1. --entrypoints.http.http.redirections.entrypoint.to=https

This option tells Traefik to redirect all HTTP traffic to the HTTPS entry point.This means any request that comes in over HTTP will automatically be redirected to the equivalent HTTPS URL

2. --entrypoints.http.http.redirections.entrypoint.scheme=https

Ensures that the URL scheme of the redirected request is HTTPS. This is important because, without specifying the scheme, the browser might not change the protocol from http to https during the redirection.

Using a traefik.yml File

Second option is to mount a traefik.yml file and add the bellow for redirect:

entryPoints:
  http:
    address: ":80"
    http:
      redirections:
        entryPoint:
          to: https
          scheme: https
          permanent: true
  https:
    address: ":443"

2.2 Labels in Containers

Instead of using global redirects, you can add the following labels to each service that needs HTTPS redirection:

labels:
  - "traefik.http.routers.<service-name>.entrypoints=http"
  - "traefik.http.routers.<service-name>.rule=Host(`your-domain.com`)"
  - "traefik.http.routers.<service-name>.middlewares=https-redirect"
  - "traefik.http.middlewares.https-redirect.redirectscheme.scheme=https"
  - "traefik.http.middlewares.https-redirect.redirectscheme.permanent=true"

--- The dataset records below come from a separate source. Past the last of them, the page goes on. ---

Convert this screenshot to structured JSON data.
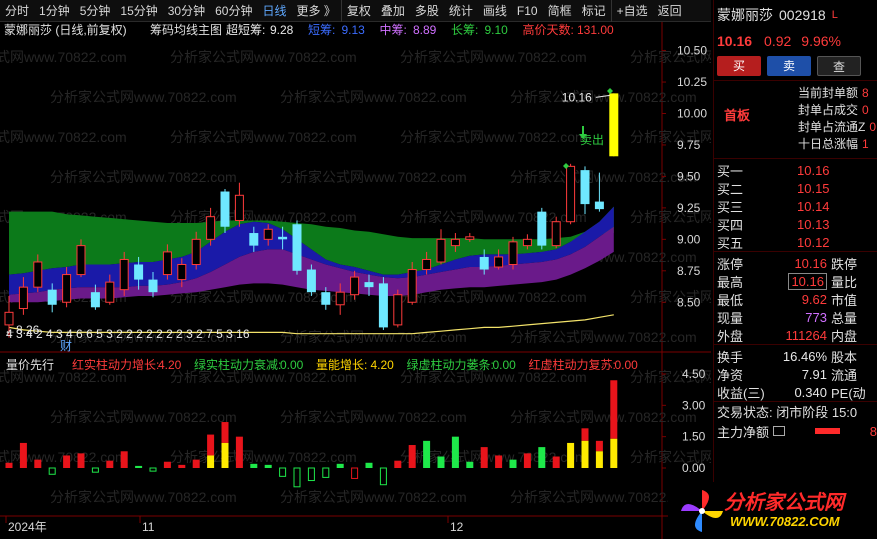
{
  "toolbar": {
    "items": [
      "分时",
      "1分钟",
      "5分钟",
      "15分钟",
      "30分钟",
      "60分钟",
      "日线",
      "更多 》",
      "复权",
      "叠加",
      "多股",
      "统计",
      "画线",
      "F10",
      "简框",
      "标记",
      "+自选",
      "返回"
    ],
    "active": "日线"
  },
  "main_header": {
    "stock_label": "蒙娜丽莎 (日线,前复权)",
    "indicator_name": "筹码均线主图",
    "items": [
      {
        "label": "超短筹:",
        "value": "9.28",
        "color": "#e8e8e8"
      },
      {
        "label": "短筹:",
        "value": "9.13",
        "color": "#3b6cff"
      },
      {
        "label": "中筹:",
        "value": "8.89",
        "color": "#d070ff"
      },
      {
        "label": "长筹:",
        "value": "9.10",
        "color": "#2ecc40"
      },
      {
        "label": "高价天数:",
        "value": "131.00",
        "color": "#ff3b3b"
      }
    ]
  },
  "price_axis": {
    "ticks": [
      "10.50",
      "10.25",
      "10.00",
      "9.75",
      "9.50",
      "9.25",
      "9.00",
      "8.75",
      "8.50"
    ]
  },
  "volume_axis": {
    "ticks": [
      "4.50",
      "3.00",
      "1.50",
      "0.00"
    ]
  },
  "annotations": {
    "high_price": "10.16",
    "low_price": "8.26",
    "sell_label": "卖出",
    "fin_label": "财",
    "count_row": "4 3  4 2   4   3 4 6 6 5 3         2          2   2 2 2   2 2 3 2 7 5 3 16"
  },
  "volume_header": {
    "name": "量价先行",
    "items": [
      {
        "label": "红实柱动力增长:",
        "value": "4.20",
        "color": "#ff3b3b"
      },
      {
        "label": "绿实柱动力衰减:",
        "value": "0.00",
        "color": "#2ecc40"
      },
      {
        "label": "量能增长:",
        "value": "4.20",
        "color": "#ffd500"
      },
      {
        "label": "绿虚柱动力萎条:",
        "value": "0.00",
        "color": "#2ecc40"
      },
      {
        "label": "红虚柱动力复苏:",
        "value": "0.00",
        "color": "#ff3b3b"
      }
    ]
  },
  "time_axis": {
    "labels": [
      "2024年",
      "11",
      "12"
    ]
  },
  "watermark": "分析家公式网www.70822.com",
  "chart_data": {
    "type": "candlestick",
    "ylim": [
      8.2,
      10.6
    ],
    "candles": [
      {
        "o": 8.32,
        "c": 8.42,
        "h": 8.55,
        "l": 8.22
      },
      {
        "o": 8.45,
        "c": 8.62,
        "h": 8.7,
        "l": 8.4
      },
      {
        "o": 8.62,
        "c": 8.82,
        "h": 8.88,
        "l": 8.58
      },
      {
        "o": 8.6,
        "c": 8.48,
        "h": 8.65,
        "l": 8.42
      },
      {
        "o": 8.5,
        "c": 8.72,
        "h": 8.78,
        "l": 8.46
      },
      {
        "o": 8.72,
        "c": 8.95,
        "h": 9.0,
        "l": 8.7
      },
      {
        "o": 8.58,
        "c": 8.46,
        "h": 8.64,
        "l": 8.44
      },
      {
        "o": 8.5,
        "c": 8.66,
        "h": 8.72,
        "l": 8.48
      },
      {
        "o": 8.6,
        "c": 8.84,
        "h": 8.9,
        "l": 8.55
      },
      {
        "o": 8.8,
        "c": 8.68,
        "h": 8.86,
        "l": 8.6
      },
      {
        "o": 8.68,
        "c": 8.58,
        "h": 8.74,
        "l": 8.54
      },
      {
        "o": 8.72,
        "c": 8.9,
        "h": 8.96,
        "l": 8.68
      },
      {
        "o": 8.68,
        "c": 8.8,
        "h": 8.85,
        "l": 8.62
      },
      {
        "o": 8.8,
        "c": 9.0,
        "h": 9.06,
        "l": 8.76
      },
      {
        "o": 9.0,
        "c": 9.18,
        "h": 9.25,
        "l": 8.95
      },
      {
        "o": 9.38,
        "c": 9.1,
        "h": 9.4,
        "l": 9.05
      },
      {
        "o": 9.15,
        "c": 9.35,
        "h": 9.45,
        "l": 9.1
      },
      {
        "o": 9.05,
        "c": 8.95,
        "h": 9.1,
        "l": 8.9
      },
      {
        "o": 9.0,
        "c": 9.08,
        "h": 9.12,
        "l": 8.95
      },
      {
        "o": 9.02,
        "c": 9.0,
        "h": 9.1,
        "l": 8.92
      },
      {
        "o": 9.12,
        "c": 8.75,
        "h": 9.15,
        "l": 8.72
      },
      {
        "o": 8.76,
        "c": 8.58,
        "h": 8.8,
        "l": 8.55
      },
      {
        "o": 8.58,
        "c": 8.48,
        "h": 8.62,
        "l": 8.44
      },
      {
        "o": 8.48,
        "c": 8.58,
        "h": 8.65,
        "l": 8.4
      },
      {
        "o": 8.56,
        "c": 8.7,
        "h": 8.75,
        "l": 8.52
      },
      {
        "o": 8.66,
        "c": 8.62,
        "h": 8.72,
        "l": 8.55
      },
      {
        "o": 8.65,
        "c": 8.3,
        "h": 8.7,
        "l": 8.28
      },
      {
        "o": 8.32,
        "c": 8.56,
        "h": 8.6,
        "l": 8.3
      },
      {
        "o": 8.5,
        "c": 8.76,
        "h": 8.82,
        "l": 8.48
      },
      {
        "o": 8.76,
        "c": 8.84,
        "h": 8.9,
        "l": 8.72
      },
      {
        "o": 8.82,
        "c": 9.0,
        "h": 9.08,
        "l": 8.8
      },
      {
        "o": 8.95,
        "c": 9.0,
        "h": 9.05,
        "l": 8.9
      },
      {
        "o": 9.0,
        "c": 9.02,
        "h": 9.05,
        "l": 8.98
      },
      {
        "o": 8.86,
        "c": 8.76,
        "h": 8.92,
        "l": 8.72
      },
      {
        "o": 8.78,
        "c": 8.86,
        "h": 8.92,
        "l": 8.76
      },
      {
        "o": 8.8,
        "c": 8.98,
        "h": 9.02,
        "l": 8.76
      },
      {
        "o": 8.95,
        "c": 9.0,
        "h": 9.04,
        "l": 8.92
      },
      {
        "o": 9.22,
        "c": 8.95,
        "h": 9.25,
        "l": 8.92
      },
      {
        "o": 8.95,
        "c": 9.14,
        "h": 9.18,
        "l": 8.93
      },
      {
        "o": 9.14,
        "c": 9.58,
        "h": 9.6,
        "l": 9.12
      },
      {
        "o": 9.55,
        "c": 9.28,
        "h": 9.58,
        "l": 9.2
      },
      {
        "o": 9.3,
        "c": 9.24,
        "h": 9.53,
        "l": 9.22
      },
      {
        "o": 9.66,
        "c": 10.16,
        "h": 10.16,
        "l": 9.66
      }
    ],
    "ribbons": {
      "long_green": [
        9.22,
        9.22,
        9.22,
        9.22,
        9.2,
        9.19,
        9.18,
        9.17,
        9.16,
        9.15,
        9.14,
        9.13,
        9.13,
        9.13,
        9.14,
        9.15,
        9.15,
        9.15,
        9.15,
        9.14,
        9.13,
        9.12,
        9.1,
        9.09,
        9.07,
        9.06,
        9.04,
        9.02,
        9.01,
        9.01,
        9.01,
        9.01,
        9.01,
        9.0,
        9.0,
        9.0,
        9.0,
        9.0,
        9.01,
        9.02,
        9.03,
        9.04,
        9.05
      ],
      "short_blue": [
        8.72,
        8.73,
        8.75,
        8.77,
        8.78,
        8.8,
        8.8,
        8.8,
        8.81,
        8.82,
        8.82,
        8.84,
        8.86,
        8.9,
        8.98,
        9.06,
        9.12,
        9.14,
        9.13,
        9.08,
        9.0,
        8.92,
        8.84,
        8.8,
        8.78,
        8.75,
        8.72,
        8.72,
        8.74,
        8.76,
        8.8,
        8.84,
        8.87,
        8.88,
        8.88,
        8.88,
        8.89,
        8.9,
        8.92,
        8.98,
        9.06,
        9.14,
        9.26
      ],
      "mid_purple": [
        8.56,
        8.57,
        8.58,
        8.6,
        8.61,
        8.62,
        8.62,
        8.62,
        8.62,
        8.63,
        8.63,
        8.64,
        8.66,
        8.69,
        8.74,
        8.8,
        8.86,
        8.9,
        8.92,
        8.92,
        8.88,
        8.84,
        8.8,
        8.77,
        8.74,
        8.72,
        8.7,
        8.69,
        8.7,
        8.72,
        8.74,
        8.76,
        8.78,
        8.78,
        8.79,
        8.8,
        8.81,
        8.82,
        8.84,
        8.88,
        8.94,
        9.02,
        9.1
      ],
      "bottom": [
        8.5,
        8.5,
        8.5,
        8.51,
        8.52,
        8.53,
        8.53,
        8.53,
        8.54,
        8.55,
        8.55,
        8.56,
        8.57,
        8.58,
        8.6,
        8.62,
        8.64,
        8.65,
        8.65,
        8.64,
        8.62,
        8.6,
        8.59,
        8.58,
        8.57,
        8.56,
        8.55,
        8.55,
        8.56,
        8.58,
        8.6,
        8.61,
        8.62,
        8.62,
        8.63,
        8.64,
        8.65,
        8.66,
        8.68,
        8.72,
        8.77,
        8.83,
        8.9
      ]
    },
    "support_line": [
      8.3,
      8.28,
      8.27,
      8.26,
      8.26,
      8.26,
      8.26,
      8.26,
      8.26,
      8.26,
      8.26,
      8.26,
      8.26,
      8.26,
      8.26,
      8.26,
      8.26,
      8.26,
      8.26,
      8.26,
      8.25,
      8.25,
      8.25,
      8.25,
      8.25,
      8.25,
      8.25,
      8.25,
      8.25,
      8.26,
      8.27,
      8.28,
      8.29,
      8.3,
      8.3,
      8.31,
      8.32,
      8.33,
      8.34,
      8.35,
      8.36,
      8.38,
      8.4
    ],
    "volume": [
      {
        "v": 0.25,
        "y": 0,
        "t": "red"
      },
      {
        "v": 1.2,
        "y": 0,
        "t": "red"
      },
      {
        "v": 0.4,
        "y": 0,
        "t": "red"
      },
      {
        "v": -0.3,
        "y": 0,
        "t": "green_hollow"
      },
      {
        "v": 0.6,
        "y": 0,
        "t": "red"
      },
      {
        "v": 0.7,
        "y": 0,
        "t": "red"
      },
      {
        "v": -0.2,
        "y": 0,
        "t": "green_hollow"
      },
      {
        "v": 0.35,
        "y": 0,
        "t": "red"
      },
      {
        "v": 0.8,
        "y": 0,
        "t": "red"
      },
      {
        "v": 0.1,
        "y": 0,
        "t": "green"
      },
      {
        "v": -0.15,
        "y": 0,
        "t": "green_hollow"
      },
      {
        "v": 0.3,
        "y": 0,
        "t": "red"
      },
      {
        "v": 0.15,
        "y": 0,
        "t": "red"
      },
      {
        "v": 0.4,
        "y": 0,
        "t": "red"
      },
      {
        "v": 1.6,
        "y": 0.6,
        "t": "red_yellow"
      },
      {
        "v": 2.2,
        "y": 1.2,
        "t": "red_yellow"
      },
      {
        "v": 1.5,
        "y": 0,
        "t": "red"
      },
      {
        "v": 0.2,
        "y": 0,
        "t": "green"
      },
      {
        "v": 0.15,
        "y": 0,
        "t": "green"
      },
      {
        "v": -0.4,
        "y": 0,
        "t": "green_hollow"
      },
      {
        "v": -0.9,
        "y": 0,
        "t": "green_hollow"
      },
      {
        "v": -0.6,
        "y": 0,
        "t": "green_hollow"
      },
      {
        "v": -0.45,
        "y": 0,
        "t": "green_hollow"
      },
      {
        "v": 0.2,
        "y": 0,
        "t": "green"
      },
      {
        "v": -0.5,
        "y": 0,
        "t": "red_hollow"
      },
      {
        "v": 0.25,
        "y": 0,
        "t": "green"
      },
      {
        "v": -0.8,
        "y": 0,
        "t": "green_hollow"
      },
      {
        "v": 0.35,
        "y": 0,
        "t": "red"
      },
      {
        "v": 1.1,
        "y": 0,
        "t": "red"
      },
      {
        "v": 1.3,
        "y": 0,
        "t": "green"
      },
      {
        "v": 0.55,
        "y": 0,
        "t": "green"
      },
      {
        "v": 1.5,
        "y": 0,
        "t": "green"
      },
      {
        "v": 0.3,
        "y": 0,
        "t": "green"
      },
      {
        "v": 1.0,
        "y": 0,
        "t": "red"
      },
      {
        "v": 0.6,
        "y": 0,
        "t": "red"
      },
      {
        "v": 0.4,
        "y": 0,
        "t": "green"
      },
      {
        "v": 0.7,
        "y": 0,
        "t": "red"
      },
      {
        "v": 1.0,
        "y": 0,
        "t": "green"
      },
      {
        "v": 0.55,
        "y": 0,
        "t": "red"
      },
      {
        "v": 1.2,
        "y": 0,
        "t": "red_yellow_half"
      },
      {
        "v": 1.9,
        "y": 1.3,
        "t": "red_yellow"
      },
      {
        "v": 1.3,
        "y": 0.8,
        "t": "red_yellow"
      },
      {
        "v": 4.2,
        "y": 1.4,
        "t": "red_yellow"
      }
    ]
  },
  "right_panel": {
    "stock_name": "蒙娜丽莎",
    "stock_code": "002918",
    "price": "10.16",
    "change": "0.92",
    "change_pct": "9.96%",
    "buttons": [
      "买",
      "卖",
      "查"
    ],
    "seal_tag": "首板",
    "seal_rows": [
      {
        "label": "当前封单额",
        "value": "8"
      },
      {
        "label": "封单占成交",
        "value": "0"
      },
      {
        "label": "封单占流通Z",
        "value": "0"
      },
      {
        "label": "十日总涨幅",
        "value": "1"
      }
    ],
    "book": [
      {
        "label": "买一",
        "value": "10.16"
      },
      {
        "label": "买二",
        "value": "10.15"
      },
      {
        "label": "买三",
        "value": "10.14"
      },
      {
        "label": "买四",
        "value": "10.13"
      },
      {
        "label": "买五",
        "value": "10.12"
      }
    ],
    "stats": [
      {
        "l1": "涨停",
        "v1": "10.16",
        "c1": "red",
        "l2": "跌停",
        "boxed": false
      },
      {
        "l1": "最高",
        "v1": "10.16",
        "c1": "red",
        "l2": "量比",
        "boxed": true
      },
      {
        "l1": "最低",
        "v1": "9.62",
        "c1": "red",
        "l2": "市值",
        "boxed": false
      },
      {
        "l1": "现量",
        "v1": "773",
        "c1": "purple",
        "l2": "总量",
        "boxed": false
      },
      {
        "l1": "外盘",
        "v1": "111264",
        "c1": "red",
        "l2": "内盘",
        "boxed": false
      }
    ],
    "stats2": [
      {
        "l1": "换手",
        "v1": "16.46%",
        "l2": "股本"
      },
      {
        "l1": "净资",
        "v1": "7.91",
        "l2": "流通"
      },
      {
        "l1": "收益(三)",
        "v1": "0.340",
        "l2": "PE(动"
      }
    ],
    "trade_state": "交易状态: 闭市阶段 15:0",
    "main_flow_label": "主力净额",
    "main_flow_value": "8",
    "logo_main": "分析家公式网",
    "logo_sub": "WWW.70822.COM"
  }
}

Replace <service-name> with the name of your service and your-domain.com with your actual domain.

This configuration creates a middleware called https-redirect that performs the HTTPS redirection, and then applies this middleware to the HTTP router for each service.

Here’s a brief explanation of each label:

1. Specifies the entrypoint (http in this case)
2. Defines the rule for matching requests (based on the Host header)
3. Applies the https-redirect middleware to this router
4. Configures the redirect middleware to use HTTPS
5. Makes the redirect permanent (HTTP 301)

By using this approach, you can control which services have HTTPS redirection on a per-service basis, rather than applying it globally.

2.3 Verifying the Setup

• Access your domain via HTTP (e.g., http://mydomain.com). It should automatically redirect to HTTPS (e.g., https://mydomain.com).
• Check the Traefik dashboard to ensure that the routers and middlewares are correctly configured.

2.4. Troubleshooting

If you encounter issues:

1. Check Traefik logs for any error messages.
2. Verify that your domain is correctly pointing to your server’s IP.
3. Ensure that ports 80 and 443 are open on your server and properly forwarded if behind a NAT.
4. Double-check your Traefik configuration for any typos or misconfigurations.

Conclusion

Setting up HTTP to HTTPS redirection in Traefik enhances the security of your web services. By following this guide, you can ensure that all traffic to your services is securely redirected to HTTPS, protecting your users’ data.

Remember to keep your Traefik version updated and regularly review your security configurations to maintain a robust and secure infrastructure.